Several recent studies have indicated that miR-30a plays critical roles in various biological processes and diseases. However, the mechanism of miR-30a participation in idiopathic pulmonary fibrosis (IPF) regulation is ambiguous. Our previous study demonstrated that miR-30a may function as a novel therapeutic target for lung fibrosis by blocking mitochondrial fission, which is dependent on dynamin-related protein1 (Drp-1). However, the regulatory mechanism between miR-30a and Drp-1 is yet to be investigated. Additionally, whether miR-30a can act as a potential therapeutic has not been verified in vivo. In this study, the miR-30a expression in IPF patients was evaluated. Computational analysis and a dual-luciferase reporter assay system were used to identify the target gene of miR-30a, and cell transfection was utilized to confirm this relationship. Ten-eleven translocation 1 (TET1) was validated as a direct target of miR-30a, and miR-30a mimic and inhibitor transfection significantly reduced and increased the TET1 protein expression, respectively. Further experimentation verified that the TET1 siRNA interference could inhibit Drp-1 promoter hydroxymethylation. Finally, miR-30a agomir was designed and applied to identify and validate the therapeutic effect of miR-30a in vivo. Our study demonstrated that miR-30a could inhibit TET1 expression through base pairing with complementary sites in the 3'untranslated region to regulate Drp-1 promoter hydroxymethylation. Furthermore, miR-30a could act as a potential therapeutic target for IPF.

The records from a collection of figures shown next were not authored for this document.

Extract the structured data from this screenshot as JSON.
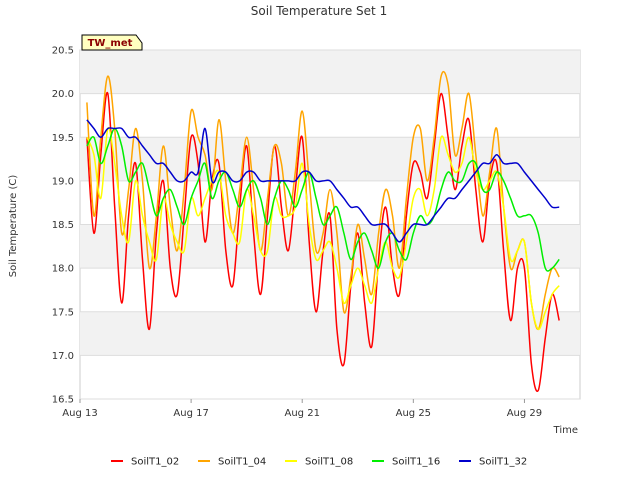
{
  "chart_data": {
    "type": "line",
    "title": "Soil Temperature Set 1",
    "xlabel": "Time",
    "ylabel": "Soil Temperature (C)",
    "badge": "TW_met",
    "x_ticks": [
      "Aug 13",
      "Aug 17",
      "Aug 21",
      "Aug 25",
      "Aug 29"
    ],
    "y_ticks": [
      "16.5",
      "17.0",
      "17.5",
      "18.0",
      "18.5",
      "19.0",
      "19.5",
      "20.0",
      "20.5"
    ],
    "ylim": [
      16.5,
      20.5
    ],
    "xlim": [
      "Aug 13",
      "Aug 31"
    ],
    "grid": true,
    "legend_position": "bottom",
    "x": [
      "Aug 13 06:00",
      "Aug 13 12:00",
      "Aug 13 18:00",
      "Aug 14 00:00",
      "Aug 14 06:00",
      "Aug 14 12:00",
      "Aug 14 18:00",
      "Aug 15 00:00",
      "Aug 15 06:00",
      "Aug 15 12:00",
      "Aug 15 18:00",
      "Aug 16 00:00",
      "Aug 16 06:00",
      "Aug 16 12:00",
      "Aug 16 18:00",
      "Aug 17 00:00",
      "Aug 17 06:00",
      "Aug 17 12:00",
      "Aug 17 18:00",
      "Aug 18 00:00",
      "Aug 18 06:00",
      "Aug 18 12:00",
      "Aug 18 18:00",
      "Aug 19 00:00",
      "Aug 19 06:00",
      "Aug 19 12:00",
      "Aug 19 18:00",
      "Aug 20 00:00",
      "Aug 20 06:00",
      "Aug 20 12:00",
      "Aug 20 18:00",
      "Aug 21 00:00",
      "Aug 21 06:00",
      "Aug 21 12:00",
      "Aug 21 18:00",
      "Aug 22 00:00",
      "Aug 22 06:00",
      "Aug 22 12:00",
      "Aug 22 18:00",
      "Aug 23 00:00",
      "Aug 23 06:00",
      "Aug 23 12:00",
      "Aug 23 18:00",
      "Aug 24 00:00",
      "Aug 24 06:00",
      "Aug 24 12:00",
      "Aug 24 18:00",
      "Aug 25 00:00",
      "Aug 25 06:00",
      "Aug 25 12:00",
      "Aug 25 18:00",
      "Aug 26 00:00",
      "Aug 26 06:00",
      "Aug 26 12:00",
      "Aug 26 18:00",
      "Aug 27 00:00",
      "Aug 27 06:00",
      "Aug 27 12:00",
      "Aug 27 18:00",
      "Aug 28 00:00",
      "Aug 28 06:00",
      "Aug 28 12:00",
      "Aug 28 18:00",
      "Aug 29 00:00",
      "Aug 29 06:00",
      "Aug 29 12:00",
      "Aug 29 18:00",
      "Aug 30 00:00",
      "Aug 30 06:00"
    ],
    "series": [
      {
        "name": "SoilT1_02",
        "color": "#ff0000",
        "values": [
          19.5,
          18.4,
          19.3,
          20.0,
          18.7,
          17.6,
          18.6,
          19.2,
          18.1,
          17.3,
          18.4,
          19.0,
          18.0,
          17.7,
          18.6,
          19.5,
          19.2,
          18.3,
          19.0,
          19.2,
          18.2,
          17.8,
          18.7,
          19.4,
          18.4,
          17.7,
          18.6,
          19.4,
          18.7,
          18.2,
          18.9,
          19.5,
          18.3,
          17.5,
          18.2,
          18.6,
          17.3,
          16.9,
          17.8,
          18.4,
          17.6,
          17.1,
          18.1,
          18.7,
          18.0,
          17.7,
          18.6,
          19.2,
          19.1,
          18.8,
          19.4,
          20.0,
          19.5,
          18.9,
          19.4,
          19.7,
          18.9,
          18.3,
          19.0,
          19.2,
          18.2,
          17.4,
          18.0,
          18.0,
          16.9,
          16.6,
          17.2,
          17.7,
          17.4
        ]
      },
      {
        "name": "SoilT1_04",
        "color": "#ffa500",
        "values": [
          19.9,
          18.6,
          19.5,
          20.2,
          19.6,
          18.4,
          18.9,
          19.6,
          19.0,
          18.0,
          18.6,
          19.4,
          18.7,
          18.2,
          18.9,
          19.8,
          19.5,
          19.3,
          18.9,
          19.7,
          19.0,
          18.4,
          18.9,
          19.5,
          18.9,
          18.2,
          18.8,
          19.4,
          19.2,
          18.6,
          19.1,
          19.8,
          19.0,
          18.2,
          18.4,
          18.9,
          18.4,
          17.5,
          17.9,
          18.5,
          18.1,
          17.7,
          18.4,
          18.9,
          18.6,
          18.0,
          18.8,
          19.5,
          19.6,
          19.0,
          19.5,
          20.2,
          20.1,
          19.3,
          19.6,
          20.0,
          19.3,
          18.6,
          19.1,
          19.6,
          18.7,
          18.0,
          18.2,
          18.3,
          17.6,
          17.3,
          17.7,
          18.0,
          17.9
        ]
      },
      {
        "name": "SoilT1_08",
        "color": "#ffff00",
        "values": [
          19.5,
          19.3,
          18.8,
          19.6,
          19.2,
          18.6,
          18.3,
          19.0,
          18.6,
          18.3,
          18.1,
          18.8,
          18.5,
          18.3,
          18.2,
          18.8,
          18.6,
          18.8,
          19.0,
          19.1,
          18.6,
          18.4,
          18.3,
          18.9,
          18.6,
          18.2,
          18.2,
          18.8,
          18.6,
          18.6,
          18.7,
          19.2,
          18.5,
          18.1,
          18.2,
          18.3,
          18.0,
          17.6,
          17.8,
          18.0,
          17.8,
          17.6,
          18.0,
          18.3,
          18.0,
          17.9,
          18.3,
          18.8,
          18.9,
          18.6,
          18.9,
          19.5,
          19.3,
          19.1,
          19.2,
          19.5,
          19.1,
          18.9,
          19.0,
          19.1,
          18.7,
          18.1,
          18.2,
          18.3,
          17.6,
          17.3,
          17.5,
          17.7,
          17.8
        ]
      },
      {
        "name": "SoilT1_16",
        "color": "#00ee00",
        "values": [
          19.4,
          19.5,
          19.2,
          19.4,
          19.6,
          19.4,
          19.0,
          19.1,
          19.2,
          18.9,
          18.6,
          18.8,
          18.9,
          18.7,
          18.5,
          18.8,
          19.0,
          19.2,
          18.8,
          19.0,
          19.1,
          18.9,
          18.7,
          18.9,
          19.0,
          18.8,
          18.5,
          18.8,
          19.0,
          18.9,
          18.7,
          18.9,
          19.1,
          18.8,
          18.5,
          18.6,
          18.7,
          18.4,
          18.1,
          18.3,
          18.4,
          18.2,
          18.0,
          18.3,
          18.4,
          18.2,
          18.1,
          18.4,
          18.6,
          18.5,
          18.6,
          18.9,
          19.1,
          19.0,
          19.0,
          19.2,
          19.2,
          18.9,
          18.9,
          19.1,
          19.0,
          18.8,
          18.6,
          18.6,
          18.6,
          18.4,
          18.0,
          18.0,
          18.1
        ]
      },
      {
        "name": "SoilT1_32",
        "color": "#0000cc",
        "values": [
          19.7,
          19.6,
          19.5,
          19.6,
          19.6,
          19.6,
          19.5,
          19.5,
          19.4,
          19.3,
          19.2,
          19.2,
          19.1,
          19.0,
          19.0,
          19.1,
          19.1,
          19.6,
          19.0,
          19.1,
          19.1,
          19.0,
          19.0,
          19.1,
          19.1,
          19.0,
          19.0,
          19.0,
          19.0,
          19.0,
          19.0,
          19.1,
          19.1,
          19.0,
          19.0,
          19.0,
          18.9,
          18.8,
          18.7,
          18.7,
          18.6,
          18.5,
          18.5,
          18.5,
          18.4,
          18.3,
          18.4,
          18.5,
          18.5,
          18.5,
          18.6,
          18.7,
          18.8,
          18.8,
          18.9,
          19.0,
          19.1,
          19.2,
          19.2,
          19.3,
          19.2,
          19.2,
          19.2,
          19.1,
          19.0,
          18.9,
          18.8,
          18.7,
          18.7
        ]
      }
    ]
  }
}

最近的几项研究表明,miR-30a在各种生物学过程和疾病中发挥着关键作用。然而,miR-30a参与特发性肺纤维化(IPF)调控的机制尚不清楚。我们之前的研究表明,miR-30a可能通过阻断依赖于动力相关蛋白1(Drp-1)的线粒体分裂,作为肺纤维化的一种新型治疗靶点。然而,miR-30a与Drp-1之间的调控机制尚待研究。此外,miR-30a是否可作为一种潜在的治疗方法尚未在体内得到验证。在本研究中,评估了IPF患者中miR-30a的表达。采用计算分析和双荧光素酶报告基因检测系统鉴定miR-30a的靶基因,并利用细胞转染来证实这种关系。验证了十一易位蛋白1(TET1)是miR-30a的直接靶标,miR-30a模拟物和抑制剂转染分别显著降低和增加了TET1蛋白表达。进一步的实验证实,TET1 siRNA干扰可抑制Drp-1启动子的羟甲基化。最后,设计并应用了miR-30a激动剂来鉴定和验证miR-30a在体内的治疗效果。我们的研究表明,miR-30a可通过与3'非翻译区的互补位点碱基配对来抑制TETI表达,从而调节Drp-1启动子的羟甲基化。此外,miR-30a可作为IPF的一种潜在治疗靶点。